Let x1 of type ι → ι → ι be given.
Assume H0: ∀ x2 x3 . x0 x2 ⟶ x0 x3 ⟶ x0 (x1 x2 x3).
Assume H1: ∀ x2 x3 x4 . x0 x2 ⟶ x0 x3 ⟶ x0 x4 ⟶ x1 (x1 x2 x3) x4 = x1 x2 (x1 x3 x4).
Assume H2: ∀ x2 x3 . x0 x2 ⟶ x0 x3 ⟶ x1 x2 x3 = x1 x3 x2.
Let x2 of type ι be given.
Let x3 of type ι be given.
Let x4 of type ι be given.
Let x5 of type ι be given.
Assume H3: x0 x2.
Assume H4: x0 x3.
Assume H5: x0 x4.
Assume H6: x0 x5.
Apply unknownprop_d613eb187274e7a0f4edf2ef76a2a7db2b0d4be33311895feb4f67c7b6e1a815 with
x0,
x1,
x2,
x3,
x4,
x5,
λ x6 x7 . x7 = x1 x4 (x1 x2 (x1 x3 x5)) leaving 8 subgoals.
The subproof is completed by applying H0.
The subproof is completed by applying H1.
The subproof is completed by applying H2.
The subproof is completed by applying H3.
The subproof is completed by applying H4.

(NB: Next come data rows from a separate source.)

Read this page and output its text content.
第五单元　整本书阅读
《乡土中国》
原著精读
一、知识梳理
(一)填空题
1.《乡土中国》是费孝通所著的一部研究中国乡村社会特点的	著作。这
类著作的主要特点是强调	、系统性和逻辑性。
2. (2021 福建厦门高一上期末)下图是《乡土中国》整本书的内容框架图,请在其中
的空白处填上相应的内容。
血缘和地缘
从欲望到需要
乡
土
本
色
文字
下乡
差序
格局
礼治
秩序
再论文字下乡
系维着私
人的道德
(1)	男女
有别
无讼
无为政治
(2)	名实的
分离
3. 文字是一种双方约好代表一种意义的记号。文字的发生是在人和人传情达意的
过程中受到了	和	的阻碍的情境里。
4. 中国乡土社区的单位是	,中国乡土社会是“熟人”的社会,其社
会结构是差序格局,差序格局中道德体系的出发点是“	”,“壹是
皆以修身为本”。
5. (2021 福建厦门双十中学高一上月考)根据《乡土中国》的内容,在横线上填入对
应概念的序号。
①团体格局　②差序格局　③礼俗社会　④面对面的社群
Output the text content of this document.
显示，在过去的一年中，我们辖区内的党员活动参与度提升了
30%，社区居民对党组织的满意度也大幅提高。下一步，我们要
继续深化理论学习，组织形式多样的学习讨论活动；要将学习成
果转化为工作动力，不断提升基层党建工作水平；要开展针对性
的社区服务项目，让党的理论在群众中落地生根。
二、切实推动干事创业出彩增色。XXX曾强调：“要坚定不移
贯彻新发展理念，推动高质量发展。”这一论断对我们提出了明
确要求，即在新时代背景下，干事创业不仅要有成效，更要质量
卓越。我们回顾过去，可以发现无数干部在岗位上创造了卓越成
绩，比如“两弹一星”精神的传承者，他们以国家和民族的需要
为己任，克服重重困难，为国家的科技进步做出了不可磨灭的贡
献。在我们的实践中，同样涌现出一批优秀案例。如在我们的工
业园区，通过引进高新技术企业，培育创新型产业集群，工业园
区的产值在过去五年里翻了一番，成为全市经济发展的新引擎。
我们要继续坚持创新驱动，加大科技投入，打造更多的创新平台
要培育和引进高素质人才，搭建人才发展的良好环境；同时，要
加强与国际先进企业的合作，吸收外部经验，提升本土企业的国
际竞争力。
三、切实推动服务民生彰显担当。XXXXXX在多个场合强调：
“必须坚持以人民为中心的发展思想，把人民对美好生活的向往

The subproof is completed by applying H5.
The subproof is completed by applying H6.
Apply unknownprop_ae303a8d0cab343f95e0be158bf945462f9c4cc9682540de91545edc76f520ff with
x0,
x1,
x5,
x2,
x3,
λ x6 x7 . x1 x4 (x1 x5 (x1 x2 x3)) = x1 x4 x6 leaving 7 subgoals.
The subproof is completed by applying H0.
The subproof is completed by applying H1.
The subproof is completed by applying H2.
The subproof is completed by applying H6.
The subproof is completed by applying H3.
The subproof is completed by applying H4.
Let x6 of type ι → ι → ο be given.
Assume H7: x6 (x1 x4 (x1 x5 (x1 x2 x3))) (x1 x4 (x1 x5 (x1 x2 x3))).
The subproof is completed by applying H7.